Un muchacho, súbitamente puesto en aviso, ha llegado desde una ciudad lejana al entierro de su padre fallecido repentinamente. Terminado el sepelio dice al último amigo que se despide:
—Chico; voy a ver si encuentro un rato de lugar, para mi tremenda tristeza. Hasta ahora no he tenido tiempo, créelo: el telegrama, el equipaje, el viaje, la llegada, los pésames, el traje de luto, el entierro... Es mucho en tan poco tiempo. He tenido que dejar las lágrimas para el final…
Estas palabras —que parecen frívolas— de un personaje de Pitigrill, entrañan una significación muy profunda. Expresan la indigencia del espíritu arrollado por los acontecimientos. El destino nos trae muchas cosas prósperas o amargas, pero suele ser tan implacable que nos niega el descanso; descanso para comulgar con el íntimo placer o con la pena íntima que nos trae. Así, lo peor no es, quizá, el motivo del llanto, sino que la trágica inminencia nos acoge con un “No hay tiempo para llorar”. Y lo mejor de la alegría se nos evapora cuando el corcel de la prisa piafa a la puerta de nuestro gozo: “Luego disfrutarás de tu suceso; ahora tienes que atender... a estos señores”.
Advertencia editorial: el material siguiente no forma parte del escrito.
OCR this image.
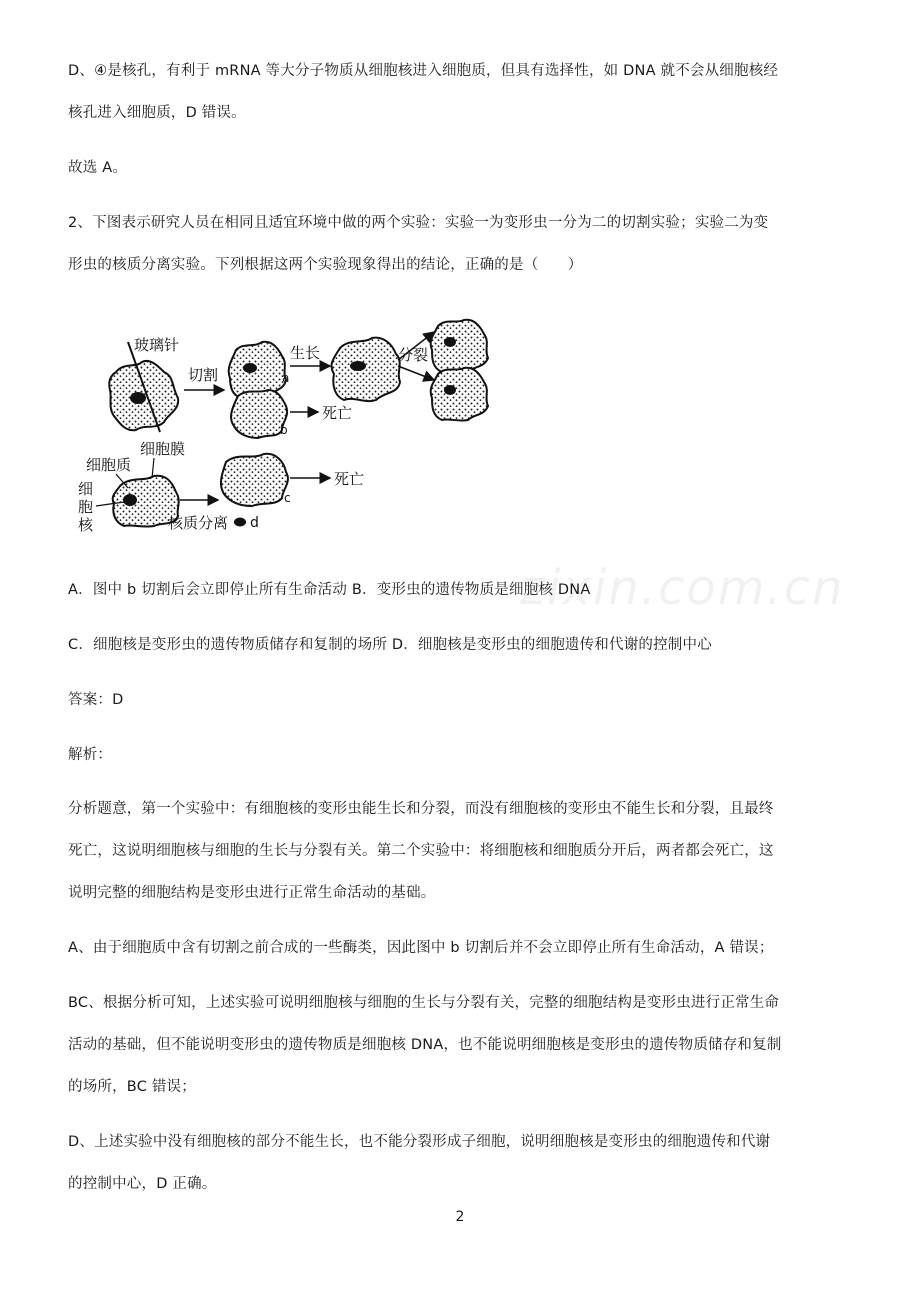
D、④是核孔，有利于 mRNA 等大分子物质从细胞核进入细胞质，但具有选择性，如 DNA 就不会从细胞核经
核孔进入细胞质，D 错误。
故选 A。
2、下图表示研究人员在相同且适宜环境中做的两个实验：实验一为变形虫一分为二的切割实验；实验二为变
形虫的核质分离实验。下列根据这两个实验现象得出的结论，正确的是（　　）
玻璃针
切割	a
生长	分裂
b
死亡
细胞质
细胞膜
细
胞
核
c
死亡
核质分离 d
A．图中 b 切割后会立即停止所有生命活动 B．变形虫的遗传物质是细胞核 DNA
C．细胞核是变形虫的遗传物质储存和复制的场所 D．细胞核是变形虫的细胞遗传和代谢的控制中心
答案：D
解析：
分析题意，第一个实验中：有细胞核的变形虫能生长和分裂，而没有细胞核的变形虫不能生长和分裂，且最终
死亡，这说明细胞核与细胞的生长与分裂有关。第二个实验中：将细胞核和细胞质分开后，两者都会死亡，这
说明完整的细胞结构是变形虫进行正常生命活动的基础。
A、由于细胞质中含有切割之前合成的一些酶类，因此图中 b 切割后并不会立即停止所有生命活动，A 错误；
BC、根据分析可知，上述实验可说明细胞核与细胞的生长与分裂有关，完整的细胞结构是变形虫进行正常生命
活动的基础，但不能说明变形虫的遗传物质是细胞核 DNA，也不能说明细胞核是变形虫的遗传物质储存和复制
的场所，BC 错误；
D、上述实验中没有细胞核的部分不能生长，也不能分裂形成子细胞，说明细胞核是变形虫的细胞遗传和代谢
的控制中心，D 正确。
zixin.com.cn
2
Hay estados de ánimo más modestos —distantes de los extremismos de la felicidad o de la desgracia— que parecen más idóneos para ser saboreados despaciosamente. Estados que no hierven jubilosos ni se encrespan violentos. Entonces, la influencia de afuera llega matizada, incide oblicuamente en el espíritu. Generalmente son estados indefinidos, difusos, equidistantes de la sonrisa y de la lágrima. Porque siempre hay motivos para reír y motivos para llorar, pero si una perentoria proximidad no nos los pone delante, el dolor se hace nostalgia y la alegría no pasa de esperanza. Intermedio sutil en el que lo amable y lo melancólico se funden.